Debería de existir una placa, en una calle del Reducto, que recordara la figura de Miguel Sánchez Morales, el querido Miguelico, el inválido con alma de artista que con su guitarra y su bandurria, a lomos de una silla de ruedas, fue todo un referente en la vida del barrio.
A pesar de sus limitaciones físicas quiso vivir la vida intensamente, viajando constantemente y sin perder nunca la sonrisa aunque por dentro escondía la profunda pena que le dejó la enfermedad. Se preguntaba cómo siendo un niño que nació sano, libre y sin que nada le faltara, la vida lo dejó tullido en una silla de ruedas. Pero la maldita poliomielitis no respetaba a nadie y le dejó su huella para siempre en las piernas y en el alma.
La vida de Miguelico estuvo marcada por la enfermedad y su infancia por la ausencia de su padre, que se pasó media vida embarcado por todos los mares del mundo. Se llamaba Miguel Sánchez de Haz y era mecánico de la Junta de Obras del Puerto. En su juventud fue secretario del sindicato de hierros y metales y su afiliación socialista le estuvo a punto de costar caro al terminar la guerra, cuando fueron dos veces a buscarlo a su casa para llevárselo preso mientras él estaba en Filadelfia, embarcado en un buque.
El padre de Miguelico, como buen marinero, era muy devoto de la Virgen del Carmen y prometió, que cuando terminara su singladura por los mares del planeta, llevaría una Virgen del Carmen entronizada a la iglesia de San Juan, promesa que cumplió cuando le llegó el momento de jubilarse.

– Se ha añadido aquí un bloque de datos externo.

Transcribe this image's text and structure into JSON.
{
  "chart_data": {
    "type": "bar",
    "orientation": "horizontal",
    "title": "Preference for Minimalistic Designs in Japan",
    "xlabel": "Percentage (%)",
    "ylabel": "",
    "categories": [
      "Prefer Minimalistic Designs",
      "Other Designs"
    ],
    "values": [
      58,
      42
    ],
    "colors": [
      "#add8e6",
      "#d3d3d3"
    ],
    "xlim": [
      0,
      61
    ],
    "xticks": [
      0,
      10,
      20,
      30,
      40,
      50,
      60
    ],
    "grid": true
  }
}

La profesión del padre lo alejó de la familia y obligó a la madre a llevar las riendas de la educación de sus hijos. Se llamaba Carmen Morales y destacaba por una inteligencia innata que también heredaron sus hijos, sobre todo Miguelico, que era un portento cuando se ponía a pensar. Un día se fabricó un flotador para sus piernas inútiles y así poder nadar como los otros niños en la playa de los Cuescos.
En otra ocasión se diseñó un triciclo con motor Guzzi, con el que estuvo recorriendo calles y pueblos durante más de una década sin el permiso correspondiente, ya que las autoridades de tráfico no quisieron darle la autorización por no tener acreditada la marca que había fabricado el vehículo. Al final, por misericordia y por el empuje de sus hermanos, le dieron el permiso. Aquel triciclo era una obra de arte, un auténtico monumento a la inteligencia de un muchacho paralítico.

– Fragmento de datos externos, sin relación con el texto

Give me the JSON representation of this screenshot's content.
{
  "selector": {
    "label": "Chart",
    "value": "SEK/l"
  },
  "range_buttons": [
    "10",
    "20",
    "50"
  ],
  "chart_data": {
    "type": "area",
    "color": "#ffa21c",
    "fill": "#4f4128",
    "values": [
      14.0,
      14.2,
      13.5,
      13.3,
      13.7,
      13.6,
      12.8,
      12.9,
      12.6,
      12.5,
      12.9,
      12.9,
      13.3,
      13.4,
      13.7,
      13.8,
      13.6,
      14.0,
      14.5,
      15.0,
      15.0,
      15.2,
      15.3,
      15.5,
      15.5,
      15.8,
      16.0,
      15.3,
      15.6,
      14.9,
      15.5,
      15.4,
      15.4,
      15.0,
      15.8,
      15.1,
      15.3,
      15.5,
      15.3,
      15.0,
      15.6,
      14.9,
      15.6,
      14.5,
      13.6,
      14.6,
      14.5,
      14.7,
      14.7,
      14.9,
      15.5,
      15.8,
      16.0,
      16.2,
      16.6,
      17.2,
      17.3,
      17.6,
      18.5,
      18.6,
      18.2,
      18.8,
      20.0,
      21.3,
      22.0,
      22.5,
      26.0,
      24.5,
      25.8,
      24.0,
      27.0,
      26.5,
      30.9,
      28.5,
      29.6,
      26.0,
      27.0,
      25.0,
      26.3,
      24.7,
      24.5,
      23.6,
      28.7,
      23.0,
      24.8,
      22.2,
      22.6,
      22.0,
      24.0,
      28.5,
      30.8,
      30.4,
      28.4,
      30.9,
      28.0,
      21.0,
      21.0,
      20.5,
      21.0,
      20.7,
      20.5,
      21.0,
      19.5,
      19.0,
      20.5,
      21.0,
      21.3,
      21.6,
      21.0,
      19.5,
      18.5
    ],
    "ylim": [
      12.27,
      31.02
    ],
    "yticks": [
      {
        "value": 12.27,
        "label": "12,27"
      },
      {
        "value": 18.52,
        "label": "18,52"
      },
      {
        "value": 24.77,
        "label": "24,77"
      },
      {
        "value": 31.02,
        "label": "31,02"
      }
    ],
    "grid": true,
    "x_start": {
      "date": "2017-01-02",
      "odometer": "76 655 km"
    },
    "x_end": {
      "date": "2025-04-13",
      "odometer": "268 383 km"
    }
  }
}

Miguelico era la alegría del Reducto. No había fiesta donde no se hiciera imprescindible su presencia ni excursión donde no lo llevaran. Tocaba, cantaba y contagiaba a los demás su pasión desenfrenada por la vida. En los años cincuenta era el alma de las verbenas en la calle, de los pequeños bailes familiares que entonces se organizaban en las puertas de las casas y en los patios. En sus ratos de inspiración llegó incluso a componer un pasodoble titulado ‘Subiremos la gran cuesta’, cuyo título encajaba a la perfección con esa lucha permanente que mantuvo contra su parálisis.
Tenía el don de escuchar una canción por la radio un par de veces y sacarla inmediatamente con la guitarra. Los domingos solía encabezar el grupo de amigos en las excursiones que hacían a la playa de la Garrofa. Aquellas juergas a la orilla del mar, alejadas de las miradas de la ciudad y arropados por unas cuantas botellas de vino, llegaron a ser tan atractivas que hasta la pareja de guardias civiles que rondaba por el lugar terminaba por unirse al banquete.

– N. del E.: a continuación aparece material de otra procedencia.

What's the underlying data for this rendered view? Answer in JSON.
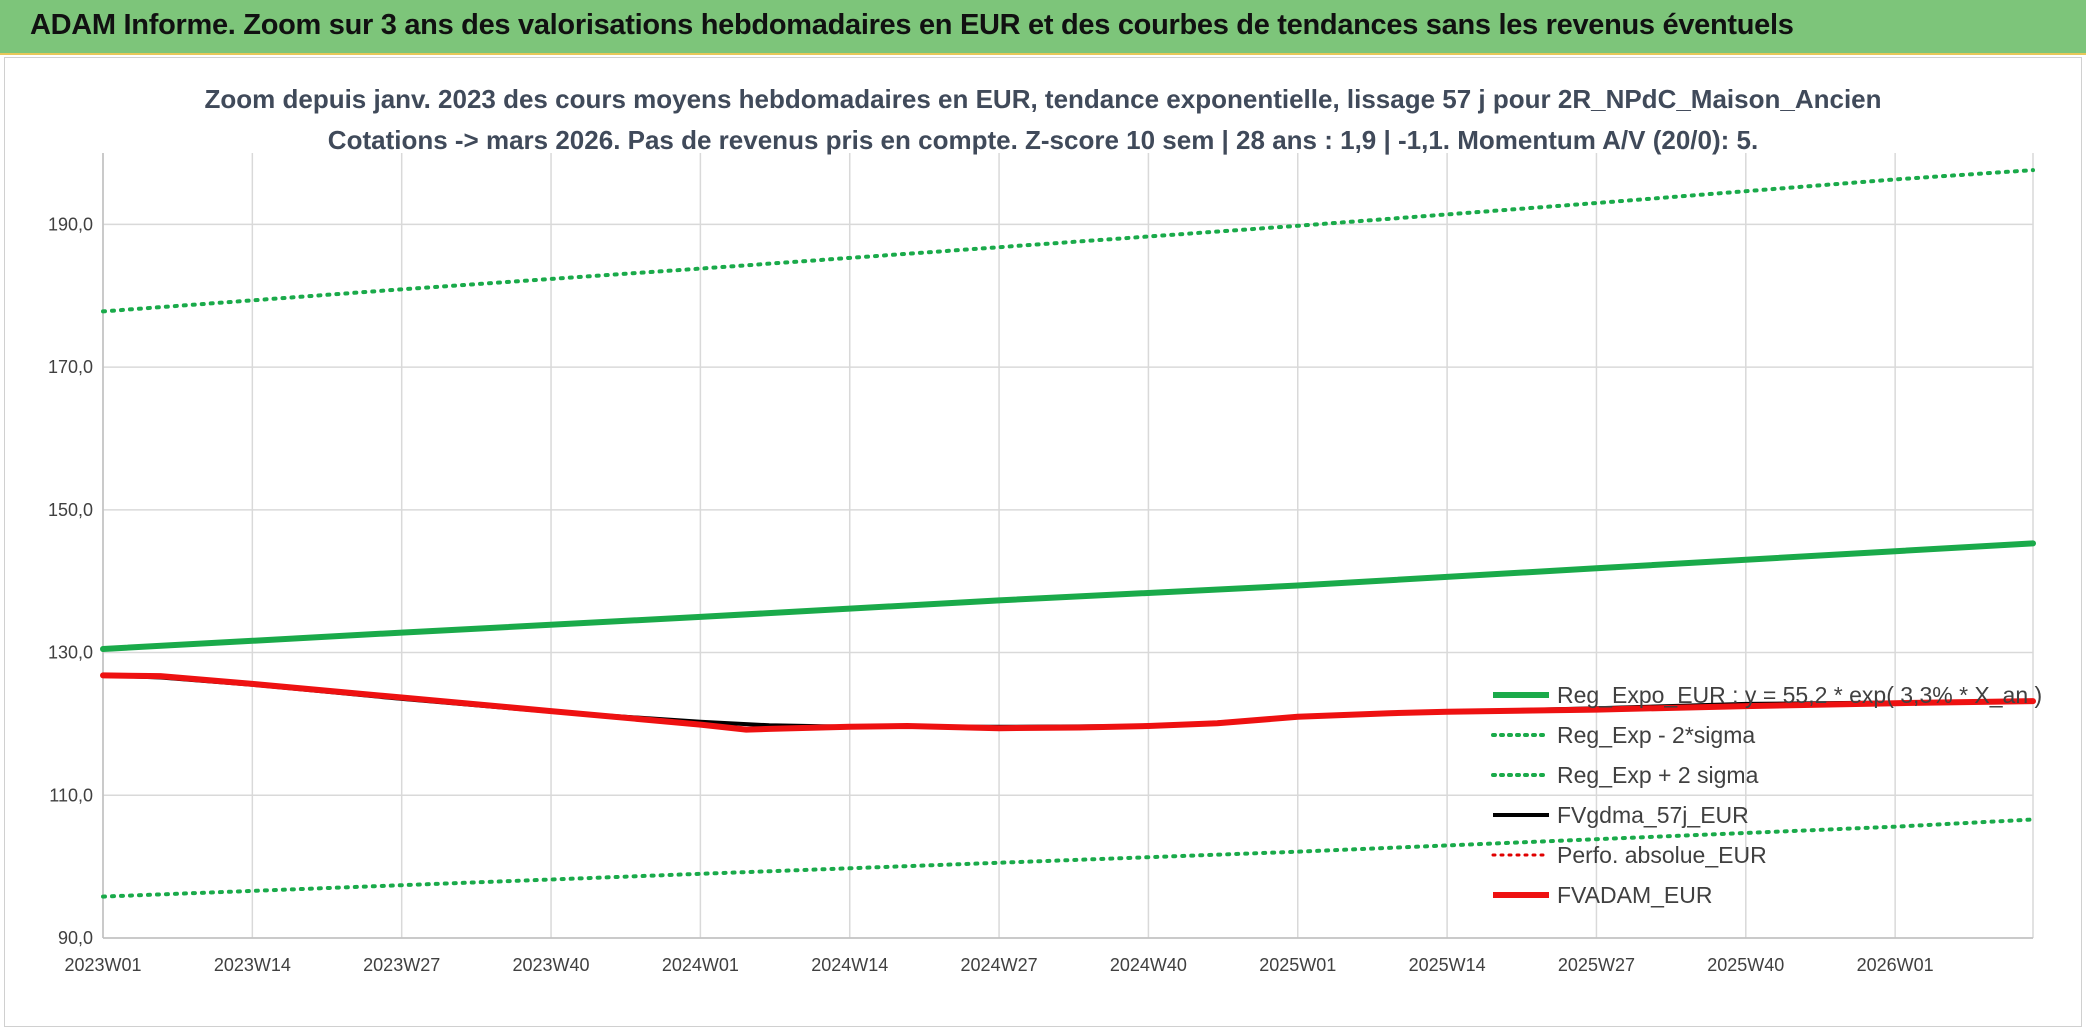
{
  "header": {
    "title": "ADAM Informe. Zoom sur 3 ans des valorisations hebdomadaires en EUR et des courbes de tendances sans les revenus éventuels"
  },
  "chart_data": {
    "type": "line",
    "title_line1": "Zoom depuis janv. 2023 des cours moyens hebdomadaires en EUR, tendance exponentielle, lissage 57 j pour 2R_NPdC_Maison_Ancien",
    "title_line2": "Cotations -> mars 2026. Pas de revenus pris en compte. Z-score 10 sem | 28 ans : 1,9 | -1,1. Momentum A/V (20/0): 5.",
    "x_tick_labels": [
      "2023W01",
      "2023W14",
      "2023W27",
      "2023W40",
      "2024W01",
      "2024W14",
      "2024W27",
      "2024W40",
      "2025W01",
      "2025W14",
      "2025W27",
      "2025W40",
      "2026W01"
    ],
    "x_tick_positions": [
      0,
      13,
      26,
      39,
      52,
      65,
      78,
      91,
      104,
      117,
      130,
      143,
      156
    ],
    "xlim": [
      0,
      168
    ],
    "y_tick_labels": [
      "90,0",
      "110,0",
      "130,0",
      "150,0",
      "170,0",
      "190,0"
    ],
    "y_ticks": [
      90,
      110,
      130,
      150,
      170,
      190
    ],
    "ylim": [
      90,
      200
    ],
    "grid": true,
    "legend_position": "right",
    "series": [
      {
        "name": "Reg_Expo_EUR : y = 55,2 * exp( 3,3% * X_an )",
        "color": "#1aaa4a",
        "style": "solid",
        "width": 6,
        "x": [
          0,
          26,
          52,
          78,
          104,
          130,
          156,
          168
        ],
        "y": [
          130.5,
          132.8,
          135.0,
          137.3,
          139.4,
          141.8,
          144.2,
          145.3
        ]
      },
      {
        "name": "Reg_Exp - 2*sigma",
        "color": "#1aaa4a",
        "style": "dotted",
        "width": 4,
        "x": [
          0,
          52,
          104,
          156,
          168
        ],
        "y": [
          95.8,
          99.0,
          102.1,
          105.6,
          106.6
        ]
      },
      {
        "name": "Reg_Exp + 2 sigma",
        "color": "#1aaa4a",
        "style": "dotted",
        "width": 4,
        "x": [
          0,
          26,
          52,
          78,
          104,
          130,
          156,
          168
        ],
        "y": [
          177.8,
          180.9,
          183.8,
          186.8,
          189.8,
          193.0,
          196.3,
          197.6
        ]
      },
      {
        "name": "FVgdma_57j_EUR",
        "color": "#000000",
        "style": "solid",
        "width": 4,
        "x": [
          0,
          5,
          13,
          26,
          39,
          52,
          58,
          65,
          78,
          91,
          97,
          104,
          112,
          117,
          130,
          143,
          156,
          168
        ],
        "y": [
          126.8,
          126.5,
          125.5,
          123.5,
          121.7,
          120.3,
          119.8,
          119.6,
          119.6,
          119.7,
          120.2,
          121.0,
          121.5,
          121.7,
          122.2,
          122.8,
          123.0,
          123.2
        ]
      },
      {
        "name": "Perfo. absolue_EUR",
        "color": "#e00000",
        "style": "dotted",
        "width": 3,
        "x": [],
        "y": []
      },
      {
        "name": "FVADAM_EUR",
        "color": "#ee1111",
        "style": "solid",
        "width": 6,
        "x": [
          0,
          5,
          13,
          26,
          39,
          52,
          56,
          58,
          65,
          70,
          78,
          85,
          91,
          97,
          104,
          112,
          117,
          130,
          143,
          156,
          168
        ],
        "y": [
          126.8,
          126.7,
          125.6,
          123.7,
          121.8,
          119.9,
          119.2,
          119.3,
          119.6,
          119.7,
          119.4,
          119.5,
          119.7,
          120.1,
          121.0,
          121.5,
          121.7,
          122.0,
          122.5,
          122.9,
          123.2
        ]
      }
    ]
  }
}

Miguelico era un personaje público, un tipo con don de gentes, inteligente y enamoradizo. Le hubiera gustado tener una novia y formar una familia, pero le tocó vivir en una época en la que la mayoría de los inválidos estaban condenados a la soltería y en ella se quedó, acompañado siempre por su madre y sus hermanos.
A pesar de sus limitaciones era un hombre valiente que nunca se rindió. Por eso no le gustaba estar encerrado en su casa. Por las mañanas se iba a la peluquería de Pepe Doucet a conversar y por la tarde le daba clases particulares de guitarra a los niños del barrio.
Fue, además, el primer inválido de Almería que tuvo coche, un Seat 600 que causó impacto en el barrio. Llegaba con la silla de ruedas hasta la puerta del coche, sin ayuda de nadie se colocaba en el asiento del conductor, echaba el carrillo atrás y con decisión arrancaba el seillas en medio del alboroto y los aplausos de los amigos que le reconocían su coraje.
Durante toda su vida mantuvo una relación especial con su madre, que siempre estuvo a su lado dándole el cariño que necesitaba para salir adelante. La señora Carmen murió en el año 2005. Aquel día también empezó a morir Miguelico, que nos dejó para siempre cuatro años después.
En su lápida, por deseo expreso, solo se puso su nombre y una frase: ‘in memoriam’.